En una oportunidad, una paciente muy apegada a su emocionalidad y consciente de su vivir, me comentaba:

-«Es que no sé qué pasa conmigo que teniéndolo todo, no me termino de sentir feliz»

Este parlamento de María José, abrió un sendero muy interesante en lo que ha sido nuestro trabajo terapéutico.
Hay palabras que llevan consigo una gran connotación, y vienen cargadas de imágenes visuales, auditivas y hasta táctiles; una de ellas es la felicidad.

Este sustantivo ha adquirido en los tiempos que vivimos, una suerte de quimera, de tesoro escondido; y pareciera que, cuando nos acercamos a ella, algo nos frustrara y nos percatara de que eso tampoco era aquello que esperábamos encontrar. Los libros están llenos de definiciones, explicaciones, caminos, normas, etc., para explicar algo tan particular, tan personal, tan poco tangible como puede ser el «sentirse feliz».

Primero recomiendo, en pos de una sensible reflexión, que la saquemos de un sustantivo definible: felicidad; y la llevemos a un estado sensible: sentirse feliz. Ya esto nos rebaja la dura carga de darle palabras correctas a algo que se siente y punto; y que camina con la particularidad histórica, psicológica, vivencial, subjetiva y ambiental de quien le tocó vivirla.
Los seres humanos, nos llamamos así por esa condición vulnerable, herida y finita que nos da lo humano. Es por ello que sería una gran paradoja que seres en esas condiciones soñemos con la felicidad como ese estado estable, permanente, eufórico, brillante y sonriente que para muchos constituye el ser feliz.
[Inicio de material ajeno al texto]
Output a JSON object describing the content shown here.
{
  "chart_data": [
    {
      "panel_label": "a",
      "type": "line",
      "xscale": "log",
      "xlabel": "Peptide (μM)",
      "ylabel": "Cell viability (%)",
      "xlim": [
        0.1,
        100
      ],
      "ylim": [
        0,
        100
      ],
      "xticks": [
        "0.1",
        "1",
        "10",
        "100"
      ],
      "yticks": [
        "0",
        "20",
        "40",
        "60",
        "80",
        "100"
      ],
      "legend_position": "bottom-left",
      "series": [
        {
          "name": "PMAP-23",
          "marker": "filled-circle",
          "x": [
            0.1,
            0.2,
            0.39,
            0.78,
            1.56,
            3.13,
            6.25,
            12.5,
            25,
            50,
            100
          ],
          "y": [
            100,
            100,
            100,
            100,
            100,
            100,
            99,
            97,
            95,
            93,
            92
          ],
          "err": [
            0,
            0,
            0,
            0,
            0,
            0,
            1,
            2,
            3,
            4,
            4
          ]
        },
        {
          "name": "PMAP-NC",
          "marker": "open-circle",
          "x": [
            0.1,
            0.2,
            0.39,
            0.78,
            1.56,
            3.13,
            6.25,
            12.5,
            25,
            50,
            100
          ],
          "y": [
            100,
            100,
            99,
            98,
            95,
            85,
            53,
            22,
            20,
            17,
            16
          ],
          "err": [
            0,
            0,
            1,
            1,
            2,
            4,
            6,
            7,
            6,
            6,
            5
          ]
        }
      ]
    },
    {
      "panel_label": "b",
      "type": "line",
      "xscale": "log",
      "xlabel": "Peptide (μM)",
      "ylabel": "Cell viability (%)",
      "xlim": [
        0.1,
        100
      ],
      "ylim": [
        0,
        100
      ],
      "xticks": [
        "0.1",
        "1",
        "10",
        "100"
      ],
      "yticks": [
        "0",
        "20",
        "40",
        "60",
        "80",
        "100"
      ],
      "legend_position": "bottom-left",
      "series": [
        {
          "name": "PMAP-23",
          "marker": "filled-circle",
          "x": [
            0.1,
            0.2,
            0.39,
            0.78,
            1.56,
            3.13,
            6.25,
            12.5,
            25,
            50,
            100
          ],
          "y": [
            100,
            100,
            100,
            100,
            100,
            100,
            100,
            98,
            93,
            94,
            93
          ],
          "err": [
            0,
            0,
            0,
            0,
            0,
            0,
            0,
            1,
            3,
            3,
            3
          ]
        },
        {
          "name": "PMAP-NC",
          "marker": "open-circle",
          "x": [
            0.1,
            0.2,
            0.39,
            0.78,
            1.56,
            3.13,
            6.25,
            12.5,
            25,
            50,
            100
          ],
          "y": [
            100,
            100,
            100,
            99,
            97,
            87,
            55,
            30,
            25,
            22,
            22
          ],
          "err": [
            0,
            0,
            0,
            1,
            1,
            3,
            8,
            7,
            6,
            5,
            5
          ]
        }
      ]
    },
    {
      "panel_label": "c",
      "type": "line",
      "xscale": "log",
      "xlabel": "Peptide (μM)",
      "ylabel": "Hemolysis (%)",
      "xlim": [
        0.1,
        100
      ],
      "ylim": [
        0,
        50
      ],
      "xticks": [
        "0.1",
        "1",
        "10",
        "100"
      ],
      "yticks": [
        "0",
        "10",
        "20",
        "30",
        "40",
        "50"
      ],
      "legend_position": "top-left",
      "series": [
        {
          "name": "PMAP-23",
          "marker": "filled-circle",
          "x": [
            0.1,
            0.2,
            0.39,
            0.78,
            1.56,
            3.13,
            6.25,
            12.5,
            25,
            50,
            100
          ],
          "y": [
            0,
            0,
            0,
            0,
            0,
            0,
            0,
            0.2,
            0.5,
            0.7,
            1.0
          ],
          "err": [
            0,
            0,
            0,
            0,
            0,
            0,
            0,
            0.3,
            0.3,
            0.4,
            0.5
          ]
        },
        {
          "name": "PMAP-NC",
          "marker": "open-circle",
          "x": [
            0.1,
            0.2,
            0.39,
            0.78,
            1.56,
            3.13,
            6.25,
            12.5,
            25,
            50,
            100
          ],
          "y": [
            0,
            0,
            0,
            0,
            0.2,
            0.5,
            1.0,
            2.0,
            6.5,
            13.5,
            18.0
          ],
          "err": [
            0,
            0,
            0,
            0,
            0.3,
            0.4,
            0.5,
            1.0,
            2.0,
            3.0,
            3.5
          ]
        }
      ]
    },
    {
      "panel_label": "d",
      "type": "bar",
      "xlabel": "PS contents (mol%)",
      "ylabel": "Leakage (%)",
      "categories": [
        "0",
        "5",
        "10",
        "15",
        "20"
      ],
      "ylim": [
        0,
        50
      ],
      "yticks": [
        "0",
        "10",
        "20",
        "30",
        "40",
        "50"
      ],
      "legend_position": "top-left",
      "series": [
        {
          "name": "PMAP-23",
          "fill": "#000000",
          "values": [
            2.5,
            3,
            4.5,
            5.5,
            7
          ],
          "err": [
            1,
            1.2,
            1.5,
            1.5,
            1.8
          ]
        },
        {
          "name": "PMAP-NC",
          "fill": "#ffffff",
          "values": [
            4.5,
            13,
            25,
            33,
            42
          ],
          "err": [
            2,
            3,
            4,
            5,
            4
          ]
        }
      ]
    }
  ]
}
Hacer de la vida un camino así, no sólo resulta una lucha tenaz contra aquello que nos transforma y nos hace crecer realmente, sino que generaría una permanente frustración, haciéndonos sentir incompletos a cada paso.
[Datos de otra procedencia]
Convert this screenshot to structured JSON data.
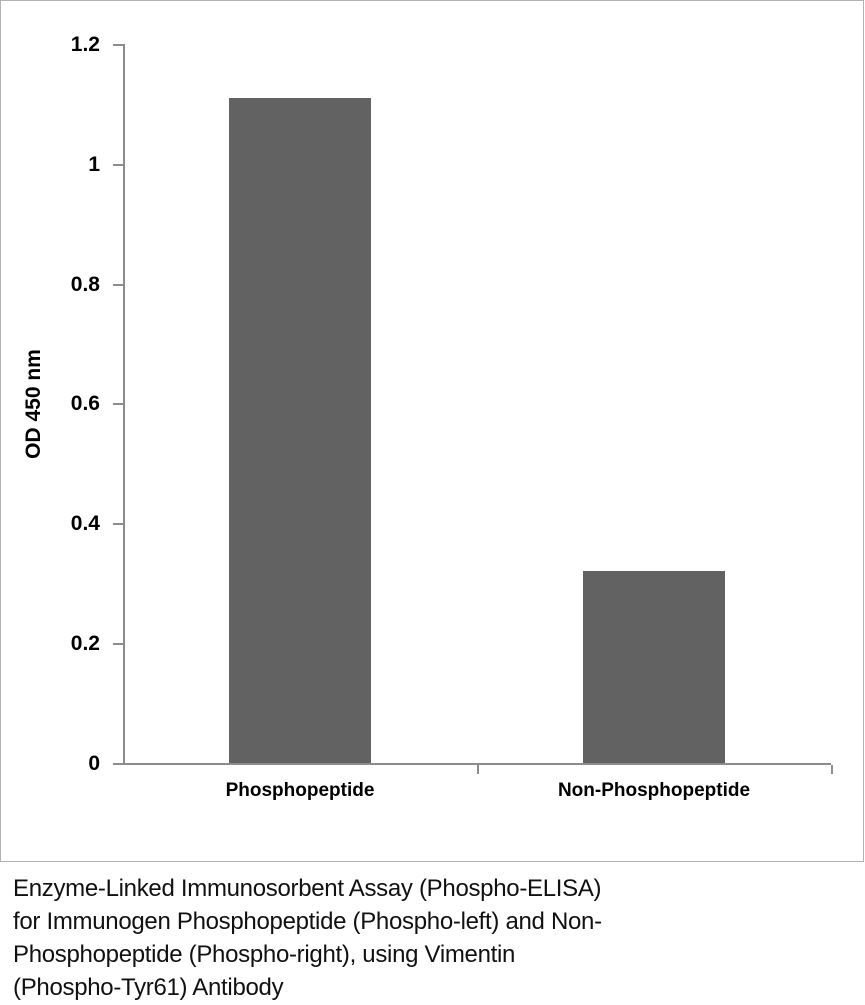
{
  "chart_data": {
    "type": "bar",
    "categories": [
      "Phosphopeptide",
      "Non-Phosphopeptide"
    ],
    "values": [
      1.11,
      0.32
    ],
    "title": "",
    "xlabel": "",
    "ylabel": "OD 450 nm",
    "ylim": [
      0,
      1.2
    ],
    "yticks": [
      0,
      0.2,
      0.4,
      0.6,
      0.8,
      1,
      1.2
    ],
    "ytick_labels": [
      "0",
      "0.2",
      "0.4",
      "0.6",
      "0.8",
      "1",
      "1.2"
    ],
    "grid": false,
    "legend_position": "none",
    "bar_color": "#626262",
    "axis_color": "#8c8c8c"
  },
  "caption": {
    "lines": [
      "Enzyme-Linked Immunosorbent Assay (Phospho-ELISA)",
      "for Immunogen Phosphopeptide (Phospho-left) and Non-",
      "Phosphopeptide (Phospho-right), using Vimentin",
      "(Phospho-Tyr61) Antibody"
    ]
  },
  "colors": {
    "frame_border": "#b2b2b2",
    "background": "#ffffff",
    "text": "#000000"
  }
}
Uno de los trabajos más importantes de la adultez es ir reconsiderando todas estas palabras tan llenas de contenido, para así, ver cómo encajan en nuestras vidas, con ese legado tan valioso de: vivencias, pérdidas, traiciones, dones, dificultades; y sobre todo con ese nosotros tan único, en el que verteremos los ingredientes para esa llamada felicidad.
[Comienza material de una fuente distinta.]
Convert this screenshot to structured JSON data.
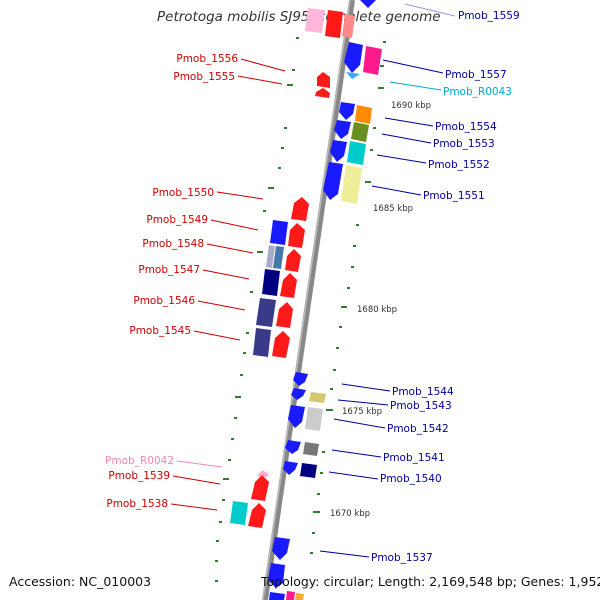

Un ser extrovertido, externo, comunicativo, espontáneo y ruidoso, experimentará o vivirá la felicidad de una manera muy distinta a un ser introvertido, interno, reservado, tímido, y silencioso; aun cuando el hecho que motiva tal sentimiento sea exactamente el mismo. Desde este punto de vista nuestras características individuales son determinantes y configuran nuestra percepción

Un traje de diseño exclusivo, no entra, ni luce igual en un cuerpo de medidas perfectas y equilibradas que en un ser cuyas medidas sean irregulares. A este último le tomará la tarea de imaginar cómo le quedaría, ir a probárselo, que de seguro le hagan arreglos, etc. Y hablamos del mismo traje y del mismo diseñador. Lo humano, pasa por lo segundo, por una concepción ideal que nos enfrentará a nuestra realidad externa e interna, para luego seleccionar aquello que pueda resonar en nosotros y tocar cosas fundamentales y muy acariciadas por todos como lo son: plenitud, éxtasis, intensidad, relax, sublimación, etc. Sabiendo que todas ellas se podrían conjugar, percibir y sentir distinto en cada ser.

Cuando nos sometemos al auto análisis de estados como el sentirnos felices, a la luz de algún colectivo o concepto pre-establecido, corremos el riesgo de llevarnos por delante lo más sagrado de un ser humano, aquello que nos regaló nuestra historia viva: nuestras heridas. Son ellas las que marcarán en cada uno rumbos, miradas y digestiones distintas en esta tarea diaria que significa vivir.